New York, July 26, 2011—Security services in Uganda are in flagrant violation of a 48-hour constitutional limit on pretrial detention with their imprisonment of a journalist for 13 days without charge, the Committee to Protect Journalists said today.
Ugandan law requires suspects to be brought to court within 48 hours of arrest, but suspects have frequently been held longer, according to a Human Rights Watch report. Once brought to court, suspects can be held for as long as 120 days before being tried or released.
Augustin Okello, a presenter with private radio station Rhino FM in the northern city of Lira, went missing after he reported to a July 13 evening meeting with Internal Security Officer Steven Eryaku at Lira’s Grand Pacific Hotel. His phone had been off since the meeting, and both security and police forces denied knowledge of his whereabouts–despite repeated inquiries from colleagues and press freedom organizations–until July 22 when Uganda’s military spokesman Lt. Col. Felix Kulayigye told the state-owned Rupiny Radio that the journalist was being held by the Joint Anti-Terrorism Task Force in the capital, Kampala, in connection with a government crackdown targeting the killers and associates of wanted renegade Colonel Edison Muzoora. The state had accused Muzoora of having links to a rebel group in western Uganda.
Okello covered sports and presented Rhino FM’s daily “Morning Express” show, station manager Kenneth Okello said.
Rhino FM news presenter Sarah Acio had been with Okello on the day of his disappearance and confirmed to colleagues and other reporters that Eryaku had requested a meeting with Okello, she told CPJ. She has received threats by unknown individuals who have followed her home on several occasions since Okello’s disappearance, she said.

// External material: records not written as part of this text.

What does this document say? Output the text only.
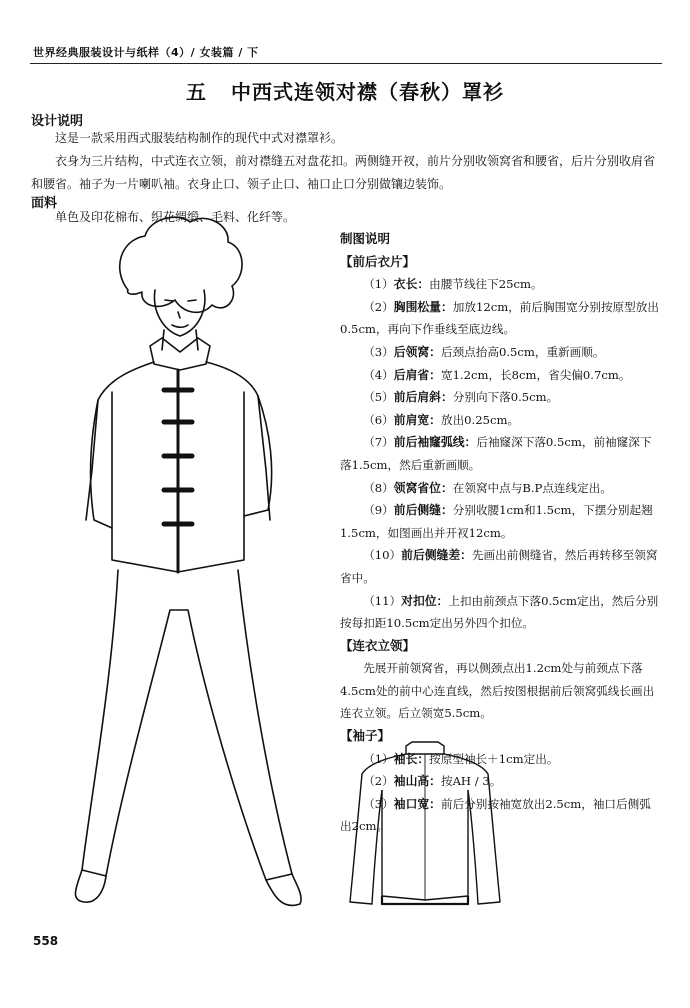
世界经典服装设计与纸样（4）/ 女装篇 / 下
五 中西式连领对襟（春秋）罩衫
设计说明
这是一款采用西式服装结构制作的现代中式对襟罩衫。
衣身为三片结构，中式连衣立领，前对襟缝五对盘花扣。两侧缝开衩，前片分别收领窝省和腰省，后片分别收肩省和腰省。袖子为一片喇叭袖。衣身止口、领子止口、袖口止口分别做镶边装饰。
面料
单色及印花棉布、织花绸缎、毛料、化纤等。
制图说明
【前后衣片】

（1）衣长：由腰节线往下25cm。

（2）胸围松量：加放12cm，前后胸围宽分别按原型放出0.5cm，再向下作垂线至底边线。

（3）后领窝：后颈点抬高0.5cm，重新画顺。

（4）后肩省：宽1.2cm，长8cm，省尖偏0.7cm。

（5）前后肩斜：分别向下落0.5cm。

（6）前肩宽：放出0.25cm。

（7）前后袖窿弧线：后袖窿深下落0.5cm，前袖窿深下落1.5cm，然后重新画顺。

（8）领窝省位：在领窝中点与B.P点连线定出。

（9）前后侧缝：分别收腰1cm和1.5cm，下摆分别起翘1.5cm，如图画出并开衩12cm。

（10）前后侧缝差：先画出前侧缝省，然后再转移至领窝省中。

（11）对扣位：上扣由前颈点下落0.5cm定出，然后分别按每扣距10.5cm定出另外四个扣位。

【连衣立领】

先展开前领窝省，再以侧颈点出1.2cm处与前颈点下落4.5cm处的前中心连直线，然后按图根据前后领窝弧线长画出连衣立领。后立领宽5.5cm。

【袖子】

（1）袖长：按原型袖长＋1cm定出。

（2）袖山高：按AH / 3。

（3）袖口宽：前后分别按袖宽放出2.5cm，袖口后侧弧出2cm。

558
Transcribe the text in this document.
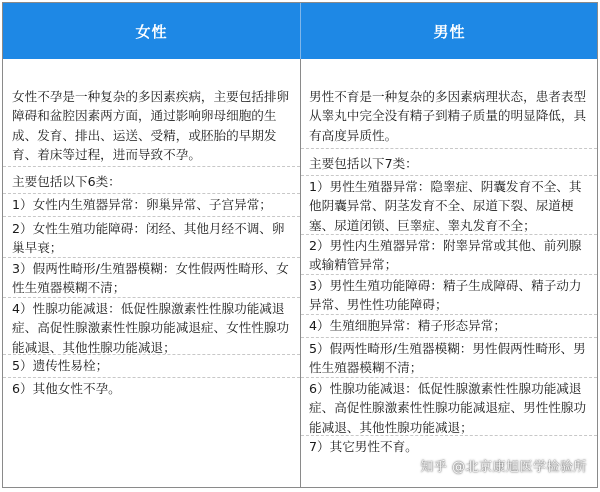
女性	男性

女性不孕是一种复杂的多因素疾病，主要包括排卵障碍和盆腔因素两方面，通过影响卵母细胞的生成、发育、排出、运送、受精，或胚胎的早期发育、着床等过程，进而导致不孕。

主要包括以下6类：

1）女性内生殖器异常：卵巢异常、子宫异常；

2）女性生殖功能障碍：闭经、其他月经不调、卵巢早衰；

3）假两性畸形/生殖器模糊：女性假两性畸形、女性生殖器模糊不清；

4）性腺功能减退：低促性腺激素性性腺功能减退症、高促性腺激素性性腺功能减退症、女性性腺功能减退、其他性腺功能减退；

5）遗传性易栓；

6）其他女性不孕。

男性不育是一种复杂的多因素病理状态，患者表型从睾丸中完全没有精子到精子质量的明显降低，具有高度异质性。

主要包括以下7类：

1）男性生殖器异常：隐睾症、阴囊发育不全、其他阴囊异常、阴茎发育不全、尿道下裂、尿道梗塞、尿道闭锁、巨睾症、睾丸发育不全；

2）男性内生殖器异常：附睾异常或其他、前列腺或输精管异常；

3）男性生殖功能障碍：精子生成障碍、精子动力异常、男性性功能障碍；

4）生殖细胞异常：精子形态异常；

5）假两性畸形/生殖器模糊：男性假两性畸形、男性生殖器模糊不清；

6）性腺功能减退：低促性腺激素性性腺功能减退症、高促性腺激素性性腺功能减退症、男性性腺功能减退、其他性腺功能减退；

7）其它男性不育。

知乎 @北京康旭医学检验所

The Ugandan Human Rights Network for Journalists (HRNJ-U) has filed for a writ of habeus corpus with the inspector general of police, the chief of defense forces, and the Internal Security Organ commander for the unlawful detention of Okello. The application seeks a court order for the three commanders to appear in court on Wednesday to provide reasons for his detention, HRNJ-U Program Coordinator Geoffrey Ssebaggala told CPJ. According to Uganda’s constitution, a suspect cannot be detained beyond 48 hours without being brought before a court.
“Ugandan security officials must stop targeting journalists with unlawful arrests,” said CPJ East Africa Coordinator Tom Rhodes. “Authorities must follow the law and bring Okello to court immediately or release him.”
Okello’s wife, Christine Awor, was allowed to meet him briefly on Monday at the offices of the Rapid Response Unit, a security division under the Criminal Investigations Department, in Kampala, she told CPJ. The authorities did not provide her with any information regarding the status of Okello’s case or the charges against him. Awor said she is worried about the health of her husband and is concerned for her 4-year-old son, whom she is taking care of without support in her husband’s absence.
Last week, Nancy Obita, chairwoman for the Lango United Journalists Association, and a group of colleagues delivered a letter to the resident district commissioner in charge of security in the district and the deputy police commander of Lira Central Police Station demanding information on Okello’s whereabouts, Obita told CPJ.
Okello is not the first northern Ugandan journalist to be detained incommunicado by Ugandan security forces. In 2009, plainclothes security agents arrested Patrick Otim from his residence in the Pader District and held him incommunicado for more than four weeks before he was charged with treason, according to local reports. On May 6, High Court Deputy Registrar Elizabeth Kabanda ordered Otim’s appearance in court to the Luzira National Remand prison authorities, where he has been for two years. Otim was expected to appear before the High Court in Kampala this week, but Justice Monica Mugenyi postponed the hearing due to an overflow of cases, HRNJ-U reported.